Medicaid was our last option.  Completing the application for that was tantamount to completing one to be a Central Intelligence Agency case officer.  And my mother wasn’t approved.  With her Social Security and two pensions, she earns too much per month; just a “few dollars” too much, the rehab center associate helping navigate the morass informed me.

And what, I inquired privately in my angry cogitations, qualifies as a “few dollars” too much?  I researched a handful of other available and plausible alternatives – enough to fill a tea cup – and could find nothing viable.  Absolutely nothing.  For my mother even to begin to qualify for some semblance of Medicaid coverage to help with her health care expenses, she’d have to cede all of her assets, including this house – the house she and my father worked hard to get and to keep; give it all up to an omnipotent entity that designed the very system to which my parents (and millions of others) annually pay homage and taxes.

And she earns a “few dollars” too much.

By the end of April, the rehab center – the place that had proved life-saving and life-changing – had reached its financial breaking point with us.  They had to let her go.  They had no choice, they told me – and therefore, neither did we.

Fortunately, Medicare does pay for extended hospice care here at the house.  Representatives with the agency I selected have been incredible – even angelic – in their commitment and service.  They’re as concerned with me, also, as my mother.

Still, I seethe at the thought of the financial fiasco in which we’ve now been placed.  We’re in debt to the rehab facility now, as well as to a slew of doctors and the hospital.  My mother is just one of literally millions of Americans in similar straits.  At current rates, the crisis will only deepen nationwide.  The number of Americans aged 65 and older is expected to almost double from 52 million in 2018 to 95 million in 2060; rising from 16% to 23%of the population.

A half-century ago, programs like Medicare and Medicaid were designed to assist the elderly and poor with health care needs.  They’re not just altruistic; they’re vital.  As with the Social Security system a generation earlier, Medicare and Medicaid provided necessary safety nets for many Americans.  The nation had matured into a contemporary society where even the most vulnerable of citizens were not left to fend for themselves.

As usual, social conservatives scoffed at the notion.  Just like with the post-World War II GI Bill, they denounced such aspirations as welfare and socialized medicine.  These were the same fools who demanded people swear allegiance to the United States, be willing to sacrifice their lives to the Constitution, abide by established laws, and blindly pay money to ensure a safe democracy for all.  They still do.  Yet, when people earn a “few dollars” too much…they shrug their shoulders and change the subject to American exceptionalism.

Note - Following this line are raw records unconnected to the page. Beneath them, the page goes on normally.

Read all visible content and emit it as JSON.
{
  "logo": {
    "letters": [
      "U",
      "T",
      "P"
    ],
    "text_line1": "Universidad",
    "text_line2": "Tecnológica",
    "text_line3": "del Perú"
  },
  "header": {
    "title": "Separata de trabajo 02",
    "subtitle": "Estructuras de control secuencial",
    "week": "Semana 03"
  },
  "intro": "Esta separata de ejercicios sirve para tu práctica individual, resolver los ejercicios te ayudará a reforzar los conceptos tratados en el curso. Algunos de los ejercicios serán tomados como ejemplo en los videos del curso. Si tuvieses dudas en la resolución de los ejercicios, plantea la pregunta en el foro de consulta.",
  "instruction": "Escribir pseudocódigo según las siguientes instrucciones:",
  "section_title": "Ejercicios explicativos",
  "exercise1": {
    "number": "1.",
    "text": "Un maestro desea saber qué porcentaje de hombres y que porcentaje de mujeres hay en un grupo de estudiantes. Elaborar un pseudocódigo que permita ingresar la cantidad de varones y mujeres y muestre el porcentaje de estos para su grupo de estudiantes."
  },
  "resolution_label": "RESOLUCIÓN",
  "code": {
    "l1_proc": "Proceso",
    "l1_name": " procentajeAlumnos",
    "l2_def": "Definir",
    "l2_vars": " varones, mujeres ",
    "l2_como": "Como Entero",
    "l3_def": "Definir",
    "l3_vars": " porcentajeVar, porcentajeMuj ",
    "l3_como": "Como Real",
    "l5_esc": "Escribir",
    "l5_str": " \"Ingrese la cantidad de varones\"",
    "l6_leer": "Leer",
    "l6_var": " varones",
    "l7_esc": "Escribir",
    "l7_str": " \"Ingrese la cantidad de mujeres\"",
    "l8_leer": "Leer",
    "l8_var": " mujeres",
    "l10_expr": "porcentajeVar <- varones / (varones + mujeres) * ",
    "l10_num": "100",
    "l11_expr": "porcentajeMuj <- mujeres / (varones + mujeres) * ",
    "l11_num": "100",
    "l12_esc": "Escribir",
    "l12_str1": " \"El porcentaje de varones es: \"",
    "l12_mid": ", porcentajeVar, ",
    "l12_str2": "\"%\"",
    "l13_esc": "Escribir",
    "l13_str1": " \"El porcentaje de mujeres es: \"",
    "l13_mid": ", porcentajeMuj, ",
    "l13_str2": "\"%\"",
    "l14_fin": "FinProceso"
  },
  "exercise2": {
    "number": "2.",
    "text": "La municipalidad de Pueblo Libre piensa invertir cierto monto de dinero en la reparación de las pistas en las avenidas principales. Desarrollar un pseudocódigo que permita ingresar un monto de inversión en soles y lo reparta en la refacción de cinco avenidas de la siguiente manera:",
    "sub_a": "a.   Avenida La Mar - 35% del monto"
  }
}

My mother began working for an insurance company in downtown Dallas in the fall of 1952 at the age of 19 and retired from an insurance company in February of 2003 at age 70.  With the exception of taking off 15 months for being pregnant with and caring for me – at a time when maternity leave was more of a concept – she worked for half a century.  Fifty years.  And, as her physical and mental health decline from years of just being alive…she earns a “few dollars” too much.

“Age is just mind over matter,” my father once told me.  “If you don’t mind, who gives a shit?!”

People have told me that, for being a good person, I deserve a “big reward.”  And I’ve also told some they deserve a special place in the “Great Beyond” just for being themselves.  As genuine and thoughtful as those words are, does anyone have to wait until life in some other realm to be appreciated for their actions?  Is it truly necessary to wait until we’re dead to receive the respect we’re due in life?